In a recently published article, The New Investor, I examine the ongoing sea change in finance. Machines appear to be on the rise and humans on the decline. Human endeavors have become unmanned endeavors. Human thought and human deliberation have been replaced by computerized analysis and mathematical models. Technological advances have made finance faster, larger, more global, more interconnected, and less human. Modern finance is becoming an industry in which the main players are no longer entirely human. Instead, the key players are now cyborgs: part machine, part human. Modern finance is transforming into cyborg finance.
The article offers an early, descriptive, and normative examinations of this sea change and its wide-ranging effects on law, society, and finance. I begin by placing the rise of artificial intelligence and computerization in finance within a larger social context.
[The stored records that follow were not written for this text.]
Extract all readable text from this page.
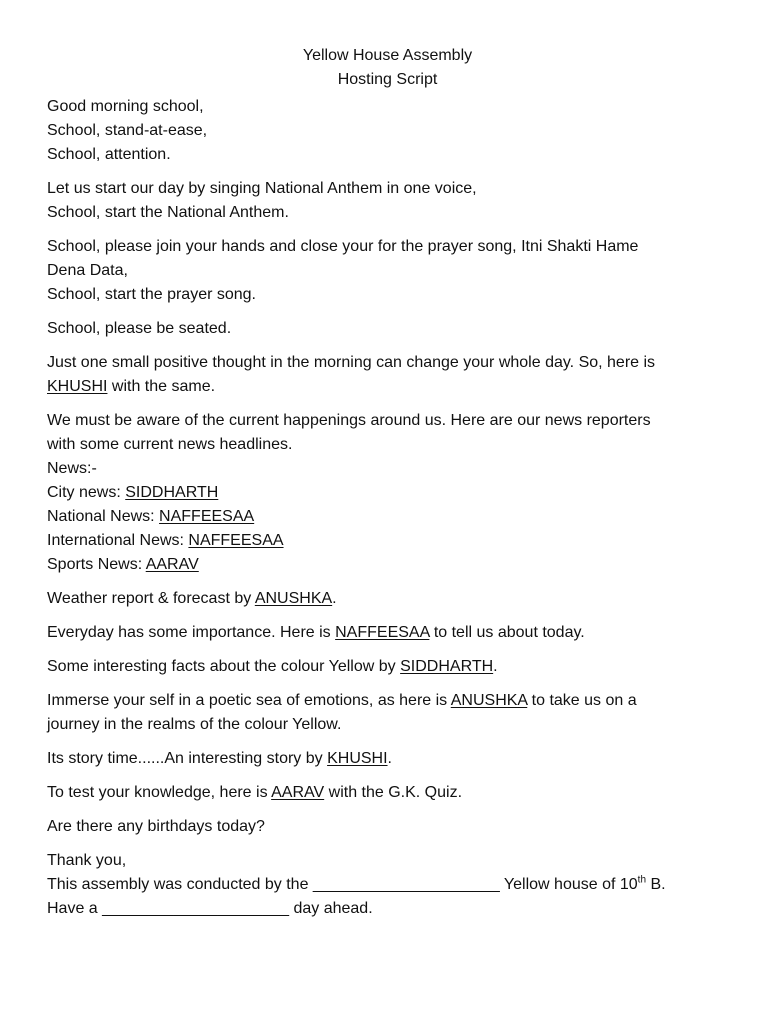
Yellow House Assembly
Hosting Script
Good morning school,
School, stand-at-ease,
School, attention.
Let us start our day by singing National Anthem in one voice,
School, start the National Anthem.
School, please join your hands and close your for the prayer song, Itni Shakti Hame
Dena Data,
School, start the prayer song.
School, please be seated.
Just one small positive thought in the morning can change your whole day. So, here is
KHUSHI with the same.
We must be aware of the current happenings around us. Here are our news reporters
with some current news headlines.
News:-
City news: SIDDHARTH
National News: NAFFEESAA
International News: NAFFEESAA
Sports News: AARAV
Weather report & forecast by ANUSHKA.
Everyday has some importance. Here is NAFFEESAA to tell us about today.
Some interesting facts about the colour Yellow by SIDDHARTH.
Immerse your self in a poetic sea of emotions, as here is ANUSHKA to take us on a
journey in the realms of the colour Yellow.
Its story time......An interesting story by KHUSHI.
To test your knowledge, here is AARAV with the G.K. Quiz.
Are there any birthdays today?
Thank you,
This assembly was conducted by the _____________________ Yellow house of 10th B.
Have a _____________________ day ahead.
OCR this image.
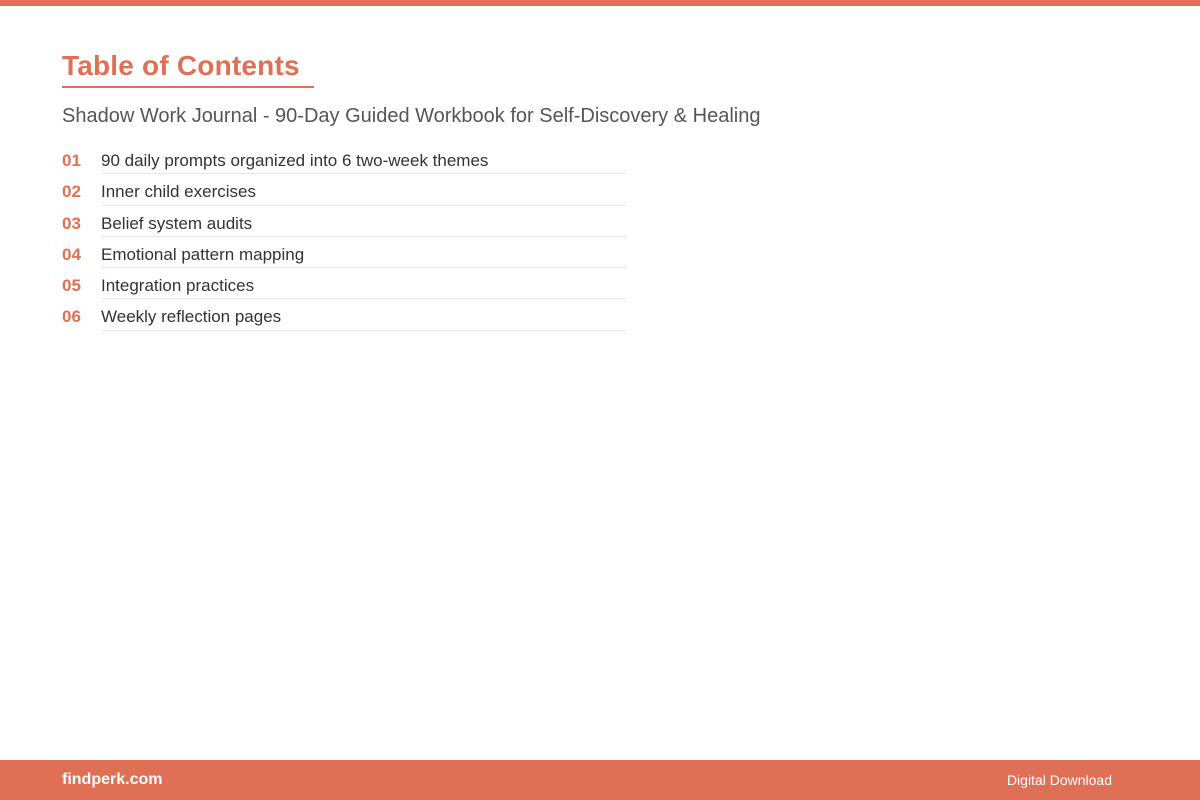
Table of Contents

Shadow Work Journal - 90-Day Guided Workbook for Self-Discovery & Healing

01 90 daily prompts organized into 6 two-week themes
02 Inner child exercises
03 Belief system audits
04 Emotional pattern mapping
05 Integration practices
06 Weekly reflection pages
findperk.com	Digital Download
Next, I explore the evolution and birth of a new investor paradigm in law precipitated by that rise. I then identify and address regulatory dangers, challenges, and consequences tied to the increasing reliance on artificial intelligence and computers. Specifically, I warn of emerging financial threats in cyberspace, examine new systemic risks linked to speed and connectivity, study law’s capacity to govern this evolving financial landscape, and explore the growing resource asymmetries in finance. Finally, drawing on themes from the legal discourse about the choice between rules and standards, I close with a defense of humans in an uncertain financial world in which machines continue to rise, and it asserts that smarter humans working with smart machines possess the key to better returns and better futures.